I did not know the Golden Gate was red. I guess that’s kind of well known. Perhaps I subconsciously felt it would be some golden yellow color, though it turns out the name is derived from the Gold Rush era.
Sunday night we hit up a speakeasy party in Oakland. It was a benefit for fireman, who were rocking some serious mustaches, though many proved to be fake.
At one point, a fireman grabbed me on the shoulder. “You’ve been breaking the rules.” I thought he was referring to the brandy I’d smuggled into the party. I know it’s in poor taste to smuggle drinks into a fundraiser, but honestly, you can’t have an event that charges cover and doesn’t offer drink specials. It turned out he was referring to my mustache.
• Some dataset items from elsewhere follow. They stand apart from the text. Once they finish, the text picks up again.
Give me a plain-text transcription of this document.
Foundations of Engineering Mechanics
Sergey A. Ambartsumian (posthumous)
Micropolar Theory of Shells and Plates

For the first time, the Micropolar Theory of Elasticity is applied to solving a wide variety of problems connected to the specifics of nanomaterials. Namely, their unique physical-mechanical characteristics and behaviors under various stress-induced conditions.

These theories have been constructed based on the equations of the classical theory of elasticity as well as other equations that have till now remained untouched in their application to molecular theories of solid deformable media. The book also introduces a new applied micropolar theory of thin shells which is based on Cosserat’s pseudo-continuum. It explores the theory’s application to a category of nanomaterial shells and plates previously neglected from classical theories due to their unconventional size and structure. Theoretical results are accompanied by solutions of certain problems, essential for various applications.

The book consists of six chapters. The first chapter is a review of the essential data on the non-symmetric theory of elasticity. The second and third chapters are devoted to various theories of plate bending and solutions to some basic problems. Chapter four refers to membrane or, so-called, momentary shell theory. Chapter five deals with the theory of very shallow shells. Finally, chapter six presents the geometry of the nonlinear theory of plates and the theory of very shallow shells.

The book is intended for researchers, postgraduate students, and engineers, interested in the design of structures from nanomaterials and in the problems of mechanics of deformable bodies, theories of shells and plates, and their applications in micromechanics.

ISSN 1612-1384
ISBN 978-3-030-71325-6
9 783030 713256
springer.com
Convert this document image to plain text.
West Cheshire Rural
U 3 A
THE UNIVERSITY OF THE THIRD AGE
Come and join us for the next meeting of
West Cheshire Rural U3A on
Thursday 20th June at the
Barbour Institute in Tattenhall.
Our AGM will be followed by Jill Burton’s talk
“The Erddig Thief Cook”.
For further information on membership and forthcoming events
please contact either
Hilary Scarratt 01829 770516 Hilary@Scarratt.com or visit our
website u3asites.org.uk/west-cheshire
“You’re only supposed to grow it for six weeks. Yours looks like you’ve been working on it for longer than that.” He seemed relieved when I explained that I wasn’t participating in the mustache contest. I complemented his look. He said it was called a ‘face-shield.’
“It was very popular during the Roosevelt and Taft presidencies.”
The band was great. “They majored in old time music at Oberlin,” someone explained to me. Gotta love Oberlin.
Here’s to a strong weekend on the bay.
There’s one more post to conclude the Great American Road Trip. After that, we’ll be back in real time, in New York City, the true city that never sleeps.